CIE Chief Discusses Online Gambling Affairs This week, Mitch Garber (48), a head of Caesars Interactive Entertainment - the interactive division of US gambling giant Caesars Entertainment, revealed that the company has almost 500 employees based in Montreal and in branches across the globe: Tel Aviv, Ukraine, Belarus and California.

Multi-talented and well-paid Garber, holding degrees in both law and industrial relations, deployed his tertiary education in some interesting positions after graduating, working as a gaming industry lawyer and a Montreal sportscaster amongst other things before taking the reins at Party Gaming, where he earned around $17 million a year as chief executive.

With companies' offerings topping over 100 million downloads, making it one of the biggest social mobile app developers in the business, it is certainly in expansion mode says Garber who recently bought out part of struggling software developer Electronic Arts, acquiring 19 of its Montreal employees and the intellectual property to the Facebook and mobile game apps they make for the World Series.

Garber confirmed that CIE would definitely exploit the advent of legalised online gambling at state level in the United States, already planning to have real-money online poker by this summer in Nevada and in New Jersey by the end of 2013.

He also said that the national legalisation of online gambling issue is an education process on a relatively new medium, with people becoming less sceptical about the pastime and its technology, but with politicians needing more education on the subject.

It was the need for more tax revenue that accelerated legalisation in the US, and the money made offshore could be also made and regulated locally, creating employment income and taxes.

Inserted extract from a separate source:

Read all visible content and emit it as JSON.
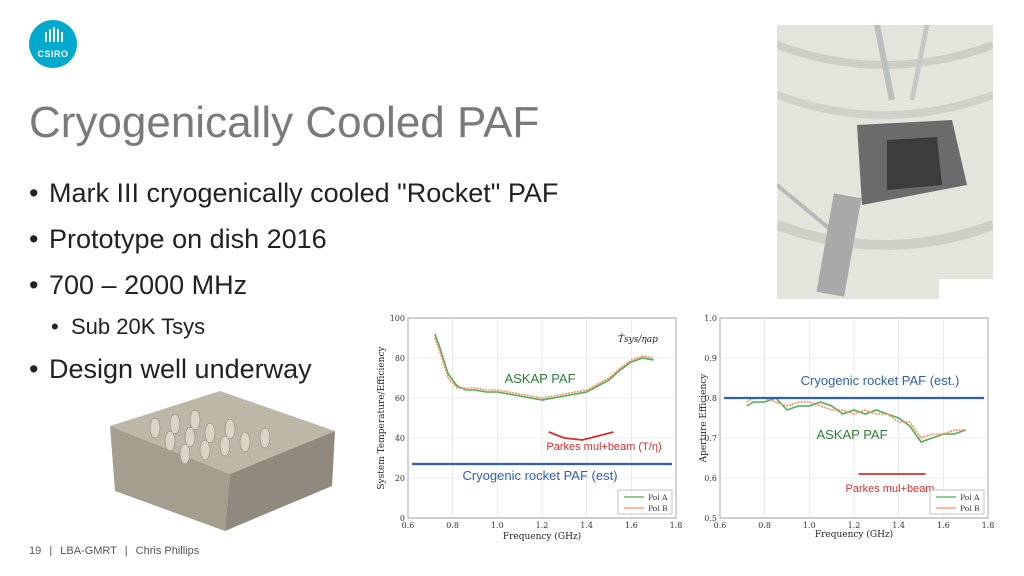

With a mix of technology and extremely stiff licensing requirements in North America the risk of money laundering, problem gambling, and the involvement of organised crime could be minimized. Garber added that the industry has algorithms and software that can detect problem gambling and flag it for attention, reminding on online facilities for internet gamblers to self-diagnose and get help.

Praising Loto-Quebec, which runs online gambling in Canada's Quebec province where he was once a legal adviser, he said: "I have a great affinity for them. It’s the best government-run lottery and casino business in the world. They’ve been great partners to the World Series of Poker, and we’ll talk to them about getting involved online."